The rais Python package provides a stream_response() async generator that yields RAIS-compliant SSE strings. Use it with FastAPI's StreamingResponse, Starlette, or any async Python framework.

Install

pip install rais[openai]

FastAPI example

from fastapi import FastAPI
from fastapi.middleware.cors import CORSMiddleware
from fastapi.responses import StreamingResponse
from pydantic import BaseModel
from rais import stream_response
 
app = FastAPI()
app.add_middleware(CORSMiddleware, allow_origins=["*"], allow_methods=["*"], allow_headers=["*"])
 
 
class Message(BaseModel):
    role: str
    content: str
 
class ChatRequest(BaseModel):
    messages: list[Message]
 
 
@app.post("/api/chat")
async def chat(request: ChatRequest):
    return StreamingResponse(
        stream_response(
            [m.model_dump() for m in request.messages],
            provider="openai",  # or "anthropic"
        ),
        media_type="text/event-stream",
        headers={"Cache-Control": "no-cache", "Connection": "keep-alive"},
    )

Run with: uvicorn main:app --reload

API

stream_response(messages, *, provider, ...)

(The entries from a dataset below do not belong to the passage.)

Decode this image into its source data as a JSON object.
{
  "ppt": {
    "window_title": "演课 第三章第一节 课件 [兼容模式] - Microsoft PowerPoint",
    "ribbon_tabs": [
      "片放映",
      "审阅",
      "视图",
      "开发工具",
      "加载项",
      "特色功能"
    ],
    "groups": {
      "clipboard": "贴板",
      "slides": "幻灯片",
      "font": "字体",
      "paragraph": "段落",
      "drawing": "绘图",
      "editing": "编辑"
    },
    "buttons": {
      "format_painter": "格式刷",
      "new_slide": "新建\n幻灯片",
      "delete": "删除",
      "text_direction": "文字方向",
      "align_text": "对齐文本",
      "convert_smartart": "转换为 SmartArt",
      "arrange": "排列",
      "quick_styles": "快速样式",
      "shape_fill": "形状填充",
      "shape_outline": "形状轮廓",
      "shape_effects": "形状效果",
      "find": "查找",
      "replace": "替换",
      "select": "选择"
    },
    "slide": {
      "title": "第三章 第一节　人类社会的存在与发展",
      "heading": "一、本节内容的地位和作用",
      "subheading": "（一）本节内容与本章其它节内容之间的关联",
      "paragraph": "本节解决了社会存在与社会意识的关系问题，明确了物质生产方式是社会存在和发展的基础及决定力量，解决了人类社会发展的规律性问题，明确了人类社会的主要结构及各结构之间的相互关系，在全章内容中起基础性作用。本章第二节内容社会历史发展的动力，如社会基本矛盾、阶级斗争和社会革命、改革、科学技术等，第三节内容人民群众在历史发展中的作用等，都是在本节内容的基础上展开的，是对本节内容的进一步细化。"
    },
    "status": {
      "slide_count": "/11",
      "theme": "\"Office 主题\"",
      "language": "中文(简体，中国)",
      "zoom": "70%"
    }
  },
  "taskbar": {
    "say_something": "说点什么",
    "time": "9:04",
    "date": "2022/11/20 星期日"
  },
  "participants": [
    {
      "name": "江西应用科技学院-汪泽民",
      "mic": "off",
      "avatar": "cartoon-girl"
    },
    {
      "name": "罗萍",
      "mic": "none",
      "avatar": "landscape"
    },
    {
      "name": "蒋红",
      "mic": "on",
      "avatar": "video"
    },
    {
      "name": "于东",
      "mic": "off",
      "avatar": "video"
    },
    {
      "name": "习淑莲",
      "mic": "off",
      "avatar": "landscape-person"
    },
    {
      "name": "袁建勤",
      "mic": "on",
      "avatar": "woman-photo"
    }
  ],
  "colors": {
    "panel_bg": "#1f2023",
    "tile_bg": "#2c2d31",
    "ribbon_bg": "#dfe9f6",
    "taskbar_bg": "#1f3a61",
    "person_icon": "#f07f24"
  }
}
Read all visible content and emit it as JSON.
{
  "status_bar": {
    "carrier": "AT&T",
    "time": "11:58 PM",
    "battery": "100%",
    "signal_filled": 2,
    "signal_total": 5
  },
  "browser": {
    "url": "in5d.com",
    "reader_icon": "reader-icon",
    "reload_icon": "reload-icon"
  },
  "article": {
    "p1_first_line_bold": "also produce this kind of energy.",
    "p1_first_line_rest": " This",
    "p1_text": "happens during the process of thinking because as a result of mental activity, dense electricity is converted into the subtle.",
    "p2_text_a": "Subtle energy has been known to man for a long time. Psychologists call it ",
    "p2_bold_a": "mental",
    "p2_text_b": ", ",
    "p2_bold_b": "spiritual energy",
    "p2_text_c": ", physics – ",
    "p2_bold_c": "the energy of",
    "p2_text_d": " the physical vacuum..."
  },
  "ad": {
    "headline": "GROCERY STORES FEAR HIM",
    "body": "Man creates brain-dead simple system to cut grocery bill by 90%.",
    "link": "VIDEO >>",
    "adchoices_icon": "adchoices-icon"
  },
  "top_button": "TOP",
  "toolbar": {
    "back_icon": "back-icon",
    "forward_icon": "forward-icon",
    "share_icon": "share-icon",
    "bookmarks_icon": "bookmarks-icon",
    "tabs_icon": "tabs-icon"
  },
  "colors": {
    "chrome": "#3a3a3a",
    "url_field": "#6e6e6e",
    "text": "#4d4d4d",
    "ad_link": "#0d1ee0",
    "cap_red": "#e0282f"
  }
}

Async generator that yields data: {...}\n\n strings.

ParameterTypeDescription
messageslist[dict]Conversation history — [{"role": ..., "content": ...}]
provider"openai" | "anthropic"Which LLM provider to use
api_keystr | NoneAPI key. Falls back to OPENAI_API_KEY / ANTHROPIC_API_KEY env var
modelstr | NoneModel name. Defaults to gpt-4o-mini / claude-sonnet-4-6
max_tokensintMax tokens to generate (Anthropic only, default 1024)
systemstr | NoneSystem prompt injected before the conversation

rais_event(data)

Low-level helper — encode any dict as a RAIS SSE line:

from rais import rais_event
 
rais_event({"type": "text", "text": "Hello"})
# → 'data: {"type": "text", "text": "Hello"}\n\n'

Use this when building your own streaming logic without stream_response.

Custom streaming logic

For full control — local models, LangChain, LlamaIndex — implement the generator yourself using rais_event:

import asyncio
from rais import rais_event
 
async def my_stream(messages):
    # Your logic here — local model, LangChain, etc.
    for token in generate_tokens(messages):
        yield rais_event({"type": "text", "text": token})
        await asyncio.sleep(0)
    yield rais_event({"type": "done"})
 
@app.post("/api/chat")
async def chat(request: ChatRequest):
    return StreamingResponse(
        my_stream([m.model_dump() for m in request.messages]),
        media_type="text/event-stream",
    )

Client

The React and Vue hooks work unchanged:

const chat = useAIChat({ endpoint: 'http://localhost:8000/api/chat' })

Run FastAPI on port 8000 and your React app on port 3000 — add the CORS middleware as shown above.